Until recently, the Seventh-day Adventist Church asked for its members to “abstain from caffeinated drinks”, but has removed this from baptismal vows (while still recommending abstention as policy). Some from these religions believe that one is not supposed to consume a non-medical, psychoactive substance, or believe that one is not supposed to consume a substance that is addictive. The Church of Jesus Christ of Latter-day Saints has said the following with regard to caffeinated beverages: “… the Church revelation spelling out health practices (Doctrine and Covenants 89) does not mention the use of caffeine. The Church’s health guidelines prohibit alcoholic drinks, smoking or chewing of tobacco, and ‘hot drinks’ – taught by Church leaders to refer specifically to tea and coffee.”

Gaudiya Vaishnavas generally also abstain from caffeine, because they believe it clouds the mind and overstimulates the senses. To be initiated under a guru, one must have had no caffeine, alcohol, nicotine or other drugs, for at least a year.
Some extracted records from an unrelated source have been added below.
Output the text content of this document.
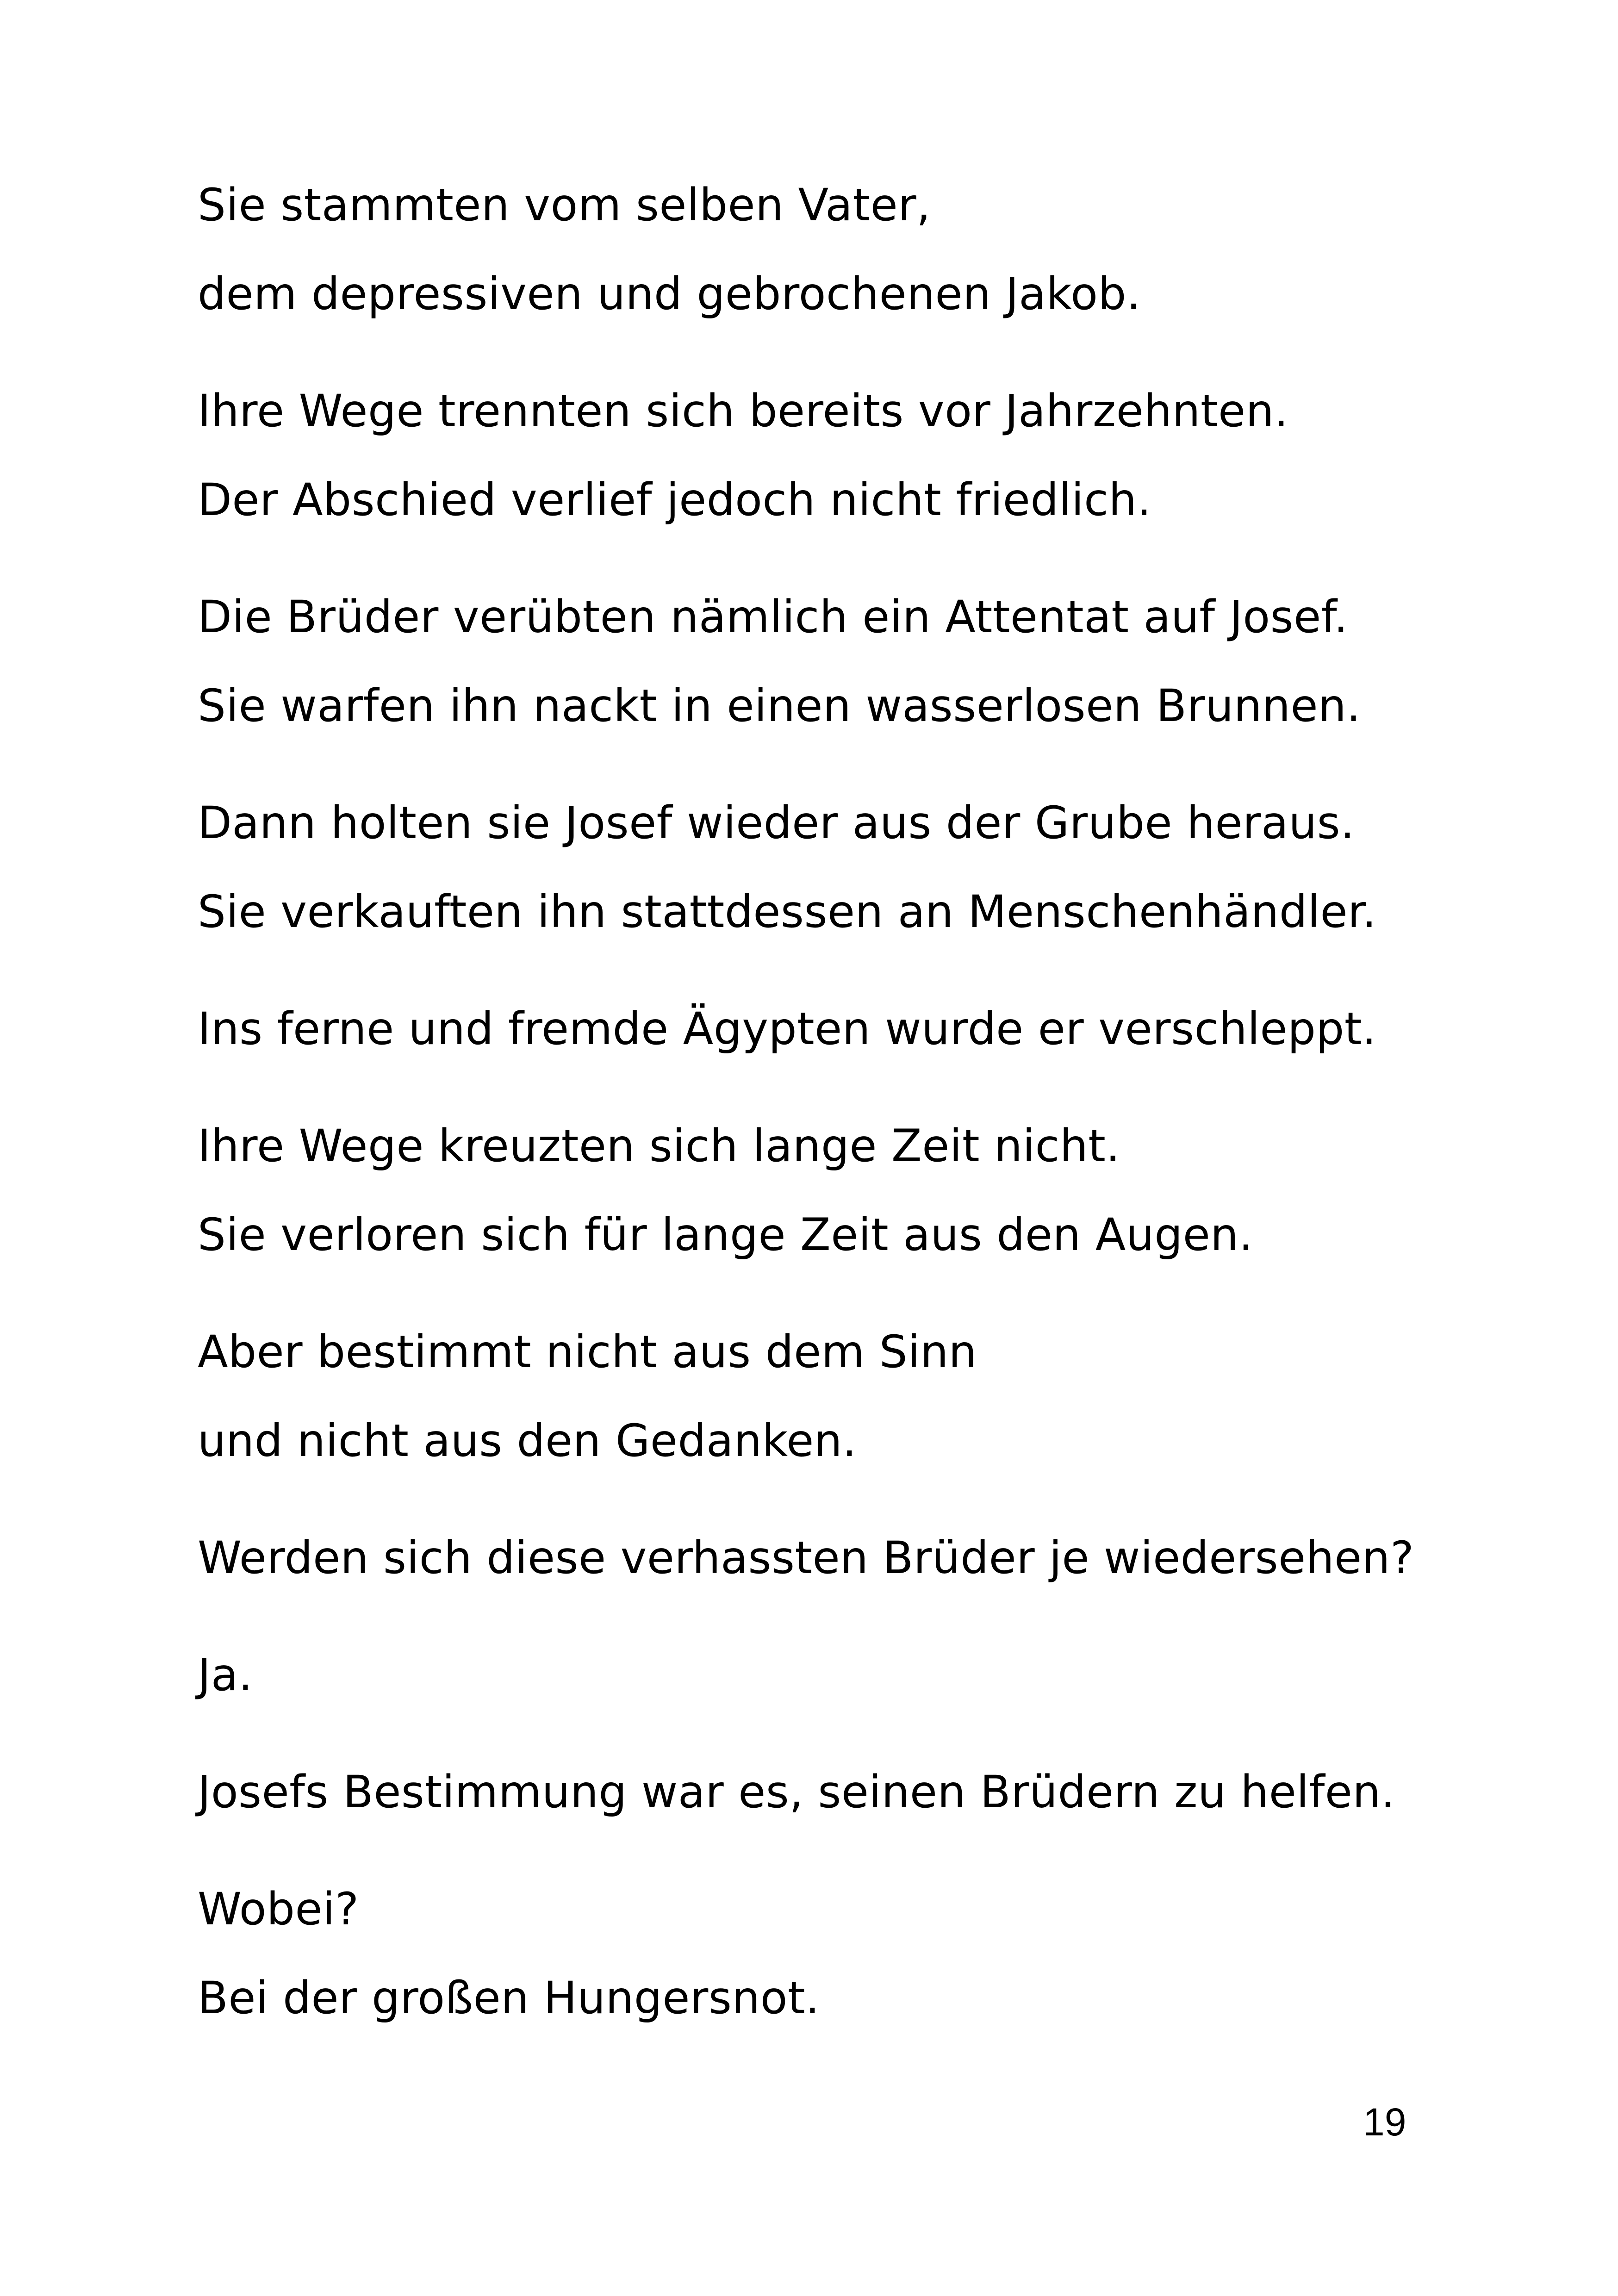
Sie stammten vom selben Vater,
dem depressiven und gebrochenen Jakob.
Ihre Wege trennten sich bereits vor Jahrzehnten.
Der Abschied verlief jedoch nicht friedlich.
Die Brüder verübten nämlich ein Attentat auf Josef.
Sie warfen ihn nackt in einen wasserlosen Brunnen.
Dann holten sie Josef wieder aus der Grube heraus.
Sie verkauften ihn stattdessen an Menschenhändler.
Ins ferne und fremde Ägypten wurde er verschleppt.
Ihre Wege kreuzten sich lange Zeit nicht.
Sie verloren sich für lange Zeit aus den Augen.
Aber bestimmt nicht aus dem Sinn
und nicht aus den Gedanken.
Werden sich diese verhassten Brüder je wiedersehen?
Ja.
Josefs Bestimmung war es, seinen Brüdern zu helfen.
Wobei?
Bei der großen Hungersnot.
19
Caffeinated beverages are widely consumed by Muslims today. In the 16th century, some Muslim authorities made unsuccessful attempts to ban them as forbidden “intoxicating beverages” under Islamic dietary laws.

Recently discovered bacteria Pseudomonas putida CBB5 can live on pure caffeine and can cleave caffeine into carbon dioxide and ammonia.
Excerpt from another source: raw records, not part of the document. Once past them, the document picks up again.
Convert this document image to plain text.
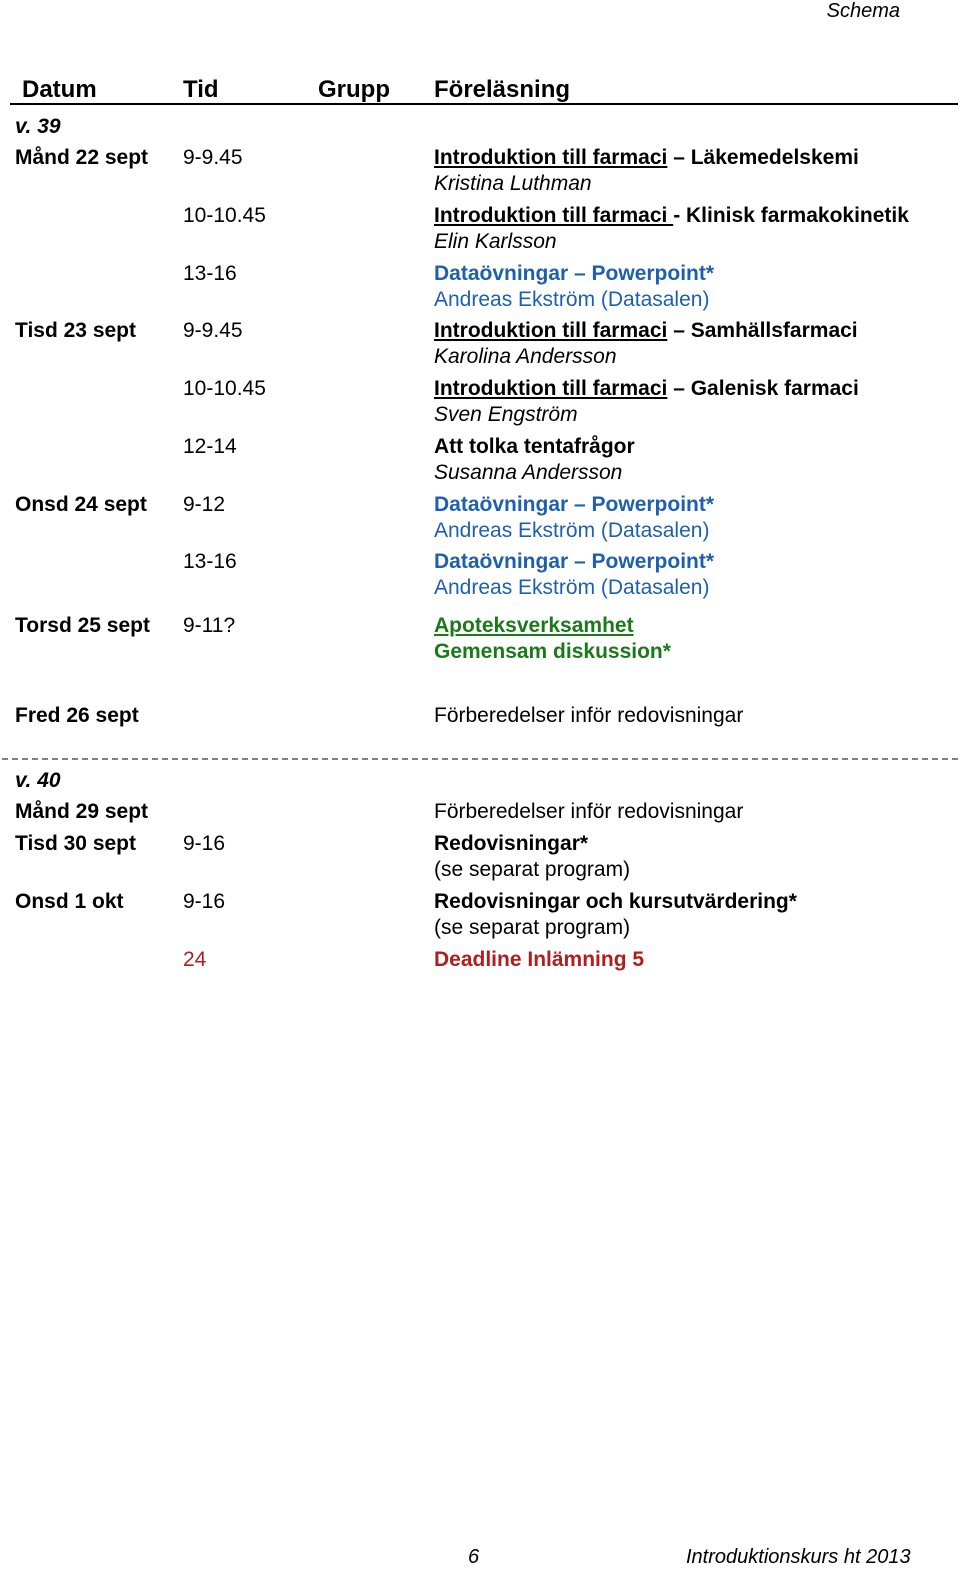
Schema
Datum	Tid	Grupp Föreläsning
v. 39
Månd 22 sept 9-9.45	Introduktion till farmaci – Läkemedelskemi
Kristina Luthman
10-10.45	Introduktion till farmaci - Klinisk farmakokinetik
Elin Karlsson
13-16	Dataövningar – Powerpoint*
Andreas Ekström (Datasalen)
Tisd 23 sept 9-9.45	Introduktion till farmaci – Samhällsfarmaci
Karolina Andersson
10-10.45	Introduktion till farmaci – Galenisk farmaci
Sven Engström
12-14	Att tolka tentafrågor
Susanna Andersson
Onsd 24 sept 9-12	Dataövningar – Powerpoint*
Andreas Ekström (Datasalen)
13-16	Dataövningar – Powerpoint*
Andreas Ekström (Datasalen)
Torsd 25 sept 9-11?	Apoteksverksamhet
Gemensam diskussion*
Fred 26 sept	Förberedelser inför redovisningar
v. 40
Månd 29 sept	Förberedelser inför redovisningar
Tisd 30 sept 9-16	Redovisningar*
(se separat program)
Onsd 1 okt	9-16	Redovisningar och kursutvärdering*
(se separat program)
24	Deadline Inlämning 5
6	Introduktionskurs ht 2013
Caffeine is toxic to birds and to dogs and cats, and has a pronounced adverse effect on mollusks, various insects, and spiders. This is at least partly due to a poor ability to metabolize the compound, causing higher levels for a given dose per unit weight. Caffeine has also been found to enhance the reward memory of honey bees.

Caffeine has been used to double chromosomes in haploid wheat.